A Christian Community minister named Baruch Urieli has written a couple of really beautiful books about the development of empathy. Our biography study group read excerpts from these. Urieli’s books include: Learning to Experience the Etheric World, from which we read the chapters “Empathy, the After-image and a New Social Ethic” and “Karmic Experience, Karmic Research and the Power of Empathy.” He has also written Male and Female: Developing Empathy. Both books are from Temple Lodge Press.

Another “evolving” word that has been circulating around our community lately, which ties in very strongly with the concepts of empathy and destiny is “entelechy.” It stems from the Greek words enteles (complete), telos (end, purpose, completion) and echein (to have). Entelechy was first coined by Aristotle and said to mean “the condition of something whose essence is fully realized or actualized.” Thomas Aquinas also used the word and gave it a more Christianized meaning.
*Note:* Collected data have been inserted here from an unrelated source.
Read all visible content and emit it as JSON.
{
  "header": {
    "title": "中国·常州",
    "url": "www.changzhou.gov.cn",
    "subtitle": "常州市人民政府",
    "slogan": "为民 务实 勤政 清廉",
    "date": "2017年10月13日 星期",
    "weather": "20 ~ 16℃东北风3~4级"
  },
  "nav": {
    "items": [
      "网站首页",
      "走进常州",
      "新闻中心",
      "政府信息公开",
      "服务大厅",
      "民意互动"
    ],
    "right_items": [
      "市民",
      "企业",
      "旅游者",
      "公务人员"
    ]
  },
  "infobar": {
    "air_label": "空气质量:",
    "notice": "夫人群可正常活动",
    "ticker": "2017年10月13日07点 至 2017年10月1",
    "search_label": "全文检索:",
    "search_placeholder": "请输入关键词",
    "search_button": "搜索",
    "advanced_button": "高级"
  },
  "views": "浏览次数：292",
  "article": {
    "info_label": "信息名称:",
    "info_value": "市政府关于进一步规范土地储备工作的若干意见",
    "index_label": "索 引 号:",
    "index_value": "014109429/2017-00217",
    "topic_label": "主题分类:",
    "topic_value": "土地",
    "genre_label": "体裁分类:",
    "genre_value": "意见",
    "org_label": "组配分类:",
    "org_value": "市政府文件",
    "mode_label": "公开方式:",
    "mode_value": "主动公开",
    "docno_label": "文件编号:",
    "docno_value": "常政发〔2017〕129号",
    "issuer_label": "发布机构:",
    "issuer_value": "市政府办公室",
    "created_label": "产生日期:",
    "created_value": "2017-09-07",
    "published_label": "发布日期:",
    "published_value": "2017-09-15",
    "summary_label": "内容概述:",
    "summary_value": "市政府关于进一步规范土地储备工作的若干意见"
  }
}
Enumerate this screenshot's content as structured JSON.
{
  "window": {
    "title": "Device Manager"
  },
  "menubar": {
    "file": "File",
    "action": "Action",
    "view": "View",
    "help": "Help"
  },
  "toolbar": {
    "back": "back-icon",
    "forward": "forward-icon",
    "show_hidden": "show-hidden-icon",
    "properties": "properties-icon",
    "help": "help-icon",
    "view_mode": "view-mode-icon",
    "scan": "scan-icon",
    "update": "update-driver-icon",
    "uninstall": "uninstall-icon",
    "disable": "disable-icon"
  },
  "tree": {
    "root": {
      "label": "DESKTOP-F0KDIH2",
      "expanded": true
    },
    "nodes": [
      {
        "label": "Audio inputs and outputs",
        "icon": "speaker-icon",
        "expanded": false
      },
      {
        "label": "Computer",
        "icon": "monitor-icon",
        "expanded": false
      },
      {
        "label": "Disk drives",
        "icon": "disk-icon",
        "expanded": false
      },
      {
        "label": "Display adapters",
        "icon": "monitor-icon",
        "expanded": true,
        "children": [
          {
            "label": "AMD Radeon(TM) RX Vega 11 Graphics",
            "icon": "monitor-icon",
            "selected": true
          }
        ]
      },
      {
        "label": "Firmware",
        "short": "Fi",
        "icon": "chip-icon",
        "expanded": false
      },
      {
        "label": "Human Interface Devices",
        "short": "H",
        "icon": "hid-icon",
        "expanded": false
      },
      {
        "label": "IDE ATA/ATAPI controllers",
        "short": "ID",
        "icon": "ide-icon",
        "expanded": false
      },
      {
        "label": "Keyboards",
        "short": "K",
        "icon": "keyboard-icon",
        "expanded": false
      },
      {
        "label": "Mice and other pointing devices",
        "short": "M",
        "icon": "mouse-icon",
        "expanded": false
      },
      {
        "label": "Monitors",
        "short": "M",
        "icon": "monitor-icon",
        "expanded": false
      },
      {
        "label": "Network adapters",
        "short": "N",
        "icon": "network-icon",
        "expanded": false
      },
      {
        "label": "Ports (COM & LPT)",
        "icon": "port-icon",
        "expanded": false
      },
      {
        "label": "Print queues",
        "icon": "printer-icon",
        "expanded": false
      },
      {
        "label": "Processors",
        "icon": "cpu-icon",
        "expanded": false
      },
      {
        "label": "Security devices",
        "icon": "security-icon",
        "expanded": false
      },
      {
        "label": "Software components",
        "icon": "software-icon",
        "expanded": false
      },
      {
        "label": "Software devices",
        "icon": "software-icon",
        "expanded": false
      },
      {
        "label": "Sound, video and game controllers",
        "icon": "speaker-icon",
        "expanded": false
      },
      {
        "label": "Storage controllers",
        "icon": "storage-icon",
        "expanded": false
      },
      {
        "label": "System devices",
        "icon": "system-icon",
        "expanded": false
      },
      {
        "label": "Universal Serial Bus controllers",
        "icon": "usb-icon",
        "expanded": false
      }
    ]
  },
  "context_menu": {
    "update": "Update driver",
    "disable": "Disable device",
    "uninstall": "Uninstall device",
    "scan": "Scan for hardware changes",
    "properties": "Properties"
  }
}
The great enlightened Jesuit Pierre Teilhard de Chardin (much of whose work was forbidden to be published in his lifetime by church officials) revived the word and was said to ask one of his students “What is the entelechy of you?” He explained that “it is inside you like the butterfly is inside the caterpillar… It means the dynamic purpose that is inside of you.”

Our community member Renate Wend has been asking people a similar question: “Who are you in your entelechy?” She has told us that Steiner evolved this word further to mean the entire human being with the sum total of all their past lives. One can surmise that this is a further evolution of the heart words mentioned above: sympathy –> compassion –> empathy –> knowledge of the other’s destiny –> knowledge of the other’s entelechy. Much food for thought and further research!